Struct fst::SetBuilder [] [src]

pub struct SetBuilder<W>(_);

A builder for creating a set.

This is not your average everyday builder. It has two important qualities that make it a bit unique from what you might expect:

  1. All keys must be added in lexicographic order. Adding a key out of order will result in an error.
  2. The representation of a set is streamed to any io::Write as it is built. For an in memory representation, this can be a Vec<u8>.

Point (2) is especially important because it means that a set can be constructed without storing the entire set in memory. Namely, since it works with any io::Write, it can be streamed directly to a file.

With that said, the builder does use memory, but memory usage is bounded to a constant size. The amount of memory used trades off with the compression ratio. Currently, the implementation hard codes this trade off which can result in about 5-20MB of heap usage during construction. (N.B. Guaranteeing a maximal compression ratio requires memory proportional to the size of the set, which defeats the benefit of streaming it to disk. In practice, a small bounded amount of memory achieves close-to-minimal compression ratios.)

The algorithmic complexity of set construction is O(n) where n is the number of elements added to the set.

Example: build in memory

This shows how to use the builder to construct a set in memory. Note that Set::from_iter provides a convenience function that achieves this same goal without needing to explicitly use SetBuilder.

use fst::{IntoStreamer, Streamer, Set, SetBuilder};

let mut build = SetBuilder::memory();
build.insert("bruce").unwrap();
build.insert("clarence").unwrap();
build.insert("stevie").unwrap();

// You could also call `finish()` here, but since we're building the set in
// memory, there would be no way to get the `Vec<u8>` back.
let bytes = build.into_inner().unwrap();

// At this point, the set has been constructed, but here's how to read it.
let set = Set::from_bytes(bytes).unwrap();
let mut stream = set.into_stream();
let mut keys = vec![];
while let Some(key) = stream.next() {
    keys.push(key.to_vec());
}
assert_eq!(keys, vec![
    "bruce".as_bytes(), "clarence".as_bytes(), "stevie".as_bytes(),
]);

Example: stream to file

This shows how to stream construction of a set to a file.

use std::fs::File;
use std::io;

use fst::{IntoStreamer, Streamer, Set, SetBuilder};

let mut wtr = io::BufWriter::new(File::create("set.fst").unwrap());
let mut build = SetBuilder::new(wtr).unwrap();
build.insert("bruce").unwrap();
build.insert("clarence").unwrap();
build.insert("stevie").unwrap();

// If you want the writer back, then call `into_inner`. Otherwise, this
// will finish construction and call `flush`.
build.finish().unwrap();

// At this point, the set has been constructed, but here's how to read it.
let set = Set::from_path("set.fst").unwrap();
let mut stream = set.into_stream();
let mut keys = vec![];
while let Some(key) = stream.next() {
    keys.push(key.to_vec());
}
assert_eq!(keys, vec![
    "bruce".as_bytes(), "clarence".as_bytes(), "stevie".as_bytes(),
]);

Methods

impl SetBuilder<Vec<u8>>
[src]

Create a builder that builds a set in memory.

impl<W: Write> SetBuilder<W>
[src]

Create a builder that builds a set by writing it to wtr in a streaming fashion.

Insert a new key into the set.

If a key is inserted that is less than any previous key added, then an error is returned.
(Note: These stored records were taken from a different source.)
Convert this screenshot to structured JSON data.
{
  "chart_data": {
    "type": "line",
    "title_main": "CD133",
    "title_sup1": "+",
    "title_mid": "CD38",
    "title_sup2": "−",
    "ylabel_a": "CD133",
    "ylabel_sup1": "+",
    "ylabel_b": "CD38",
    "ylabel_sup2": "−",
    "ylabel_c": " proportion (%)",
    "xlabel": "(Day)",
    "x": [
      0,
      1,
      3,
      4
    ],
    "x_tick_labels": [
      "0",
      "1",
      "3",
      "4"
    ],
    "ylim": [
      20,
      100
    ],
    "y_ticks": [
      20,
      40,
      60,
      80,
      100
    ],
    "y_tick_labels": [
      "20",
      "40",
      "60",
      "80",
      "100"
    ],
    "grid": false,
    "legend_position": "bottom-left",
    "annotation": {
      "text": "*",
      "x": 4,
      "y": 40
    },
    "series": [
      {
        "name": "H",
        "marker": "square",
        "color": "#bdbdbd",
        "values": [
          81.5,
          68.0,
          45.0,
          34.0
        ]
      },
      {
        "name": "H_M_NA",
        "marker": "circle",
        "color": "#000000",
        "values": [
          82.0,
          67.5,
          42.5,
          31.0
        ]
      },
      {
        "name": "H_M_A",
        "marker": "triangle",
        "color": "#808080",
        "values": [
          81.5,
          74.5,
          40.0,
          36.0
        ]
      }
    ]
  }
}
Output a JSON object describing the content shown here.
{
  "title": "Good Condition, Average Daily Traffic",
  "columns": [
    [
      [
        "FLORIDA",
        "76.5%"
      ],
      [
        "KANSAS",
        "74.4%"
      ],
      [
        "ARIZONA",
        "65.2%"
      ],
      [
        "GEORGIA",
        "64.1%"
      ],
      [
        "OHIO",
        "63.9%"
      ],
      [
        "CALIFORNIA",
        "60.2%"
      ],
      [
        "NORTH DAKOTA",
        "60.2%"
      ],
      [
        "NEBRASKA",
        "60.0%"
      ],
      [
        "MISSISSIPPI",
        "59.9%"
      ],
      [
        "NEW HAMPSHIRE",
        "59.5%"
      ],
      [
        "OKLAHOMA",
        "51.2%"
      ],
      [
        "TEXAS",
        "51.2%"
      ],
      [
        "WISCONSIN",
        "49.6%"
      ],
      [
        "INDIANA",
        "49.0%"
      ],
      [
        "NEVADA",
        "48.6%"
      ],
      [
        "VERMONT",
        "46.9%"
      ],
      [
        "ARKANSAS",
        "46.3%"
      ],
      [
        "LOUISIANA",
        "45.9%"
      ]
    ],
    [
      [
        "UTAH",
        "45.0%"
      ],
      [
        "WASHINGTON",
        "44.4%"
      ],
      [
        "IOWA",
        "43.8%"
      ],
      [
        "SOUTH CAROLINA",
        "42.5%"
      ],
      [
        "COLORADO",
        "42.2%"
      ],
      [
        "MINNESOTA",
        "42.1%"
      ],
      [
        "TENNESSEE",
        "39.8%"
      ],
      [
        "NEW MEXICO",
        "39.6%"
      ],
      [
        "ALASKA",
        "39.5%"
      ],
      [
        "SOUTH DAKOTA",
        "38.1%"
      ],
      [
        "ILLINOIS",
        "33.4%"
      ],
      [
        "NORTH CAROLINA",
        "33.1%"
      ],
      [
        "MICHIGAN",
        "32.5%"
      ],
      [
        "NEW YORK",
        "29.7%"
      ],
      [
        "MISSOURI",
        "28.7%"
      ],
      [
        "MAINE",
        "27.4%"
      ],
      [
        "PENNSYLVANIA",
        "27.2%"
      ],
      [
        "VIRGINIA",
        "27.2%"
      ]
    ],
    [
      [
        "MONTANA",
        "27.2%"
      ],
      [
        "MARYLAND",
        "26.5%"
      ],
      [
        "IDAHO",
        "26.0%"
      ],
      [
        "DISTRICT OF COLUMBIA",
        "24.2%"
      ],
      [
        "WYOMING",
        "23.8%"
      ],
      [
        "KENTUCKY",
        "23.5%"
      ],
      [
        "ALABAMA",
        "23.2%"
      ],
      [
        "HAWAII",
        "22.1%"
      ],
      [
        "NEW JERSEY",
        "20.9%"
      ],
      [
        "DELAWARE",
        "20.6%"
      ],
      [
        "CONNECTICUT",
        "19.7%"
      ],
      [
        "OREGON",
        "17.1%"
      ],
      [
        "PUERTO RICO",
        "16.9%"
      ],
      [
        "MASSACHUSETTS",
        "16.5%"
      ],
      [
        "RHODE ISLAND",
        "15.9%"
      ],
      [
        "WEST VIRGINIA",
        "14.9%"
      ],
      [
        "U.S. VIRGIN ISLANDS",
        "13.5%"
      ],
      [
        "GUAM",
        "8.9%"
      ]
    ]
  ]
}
Similarly, if there was a problem writing to the underlying writer, an error is returned.

Calls insert on each item in the iterator.

If an error occurred while adding an element, processing is stopped and the error is returned.

Calls insert on each item in the stream.

Note that unlike extend_iter, this is not generic on the items in the stream.

Finishes the construction of the set and flushes the underlying writer. After completion, the data written to W may be read using one of Set's constructor methods.

Just like finish, except it returns the underlying writer after flushing it.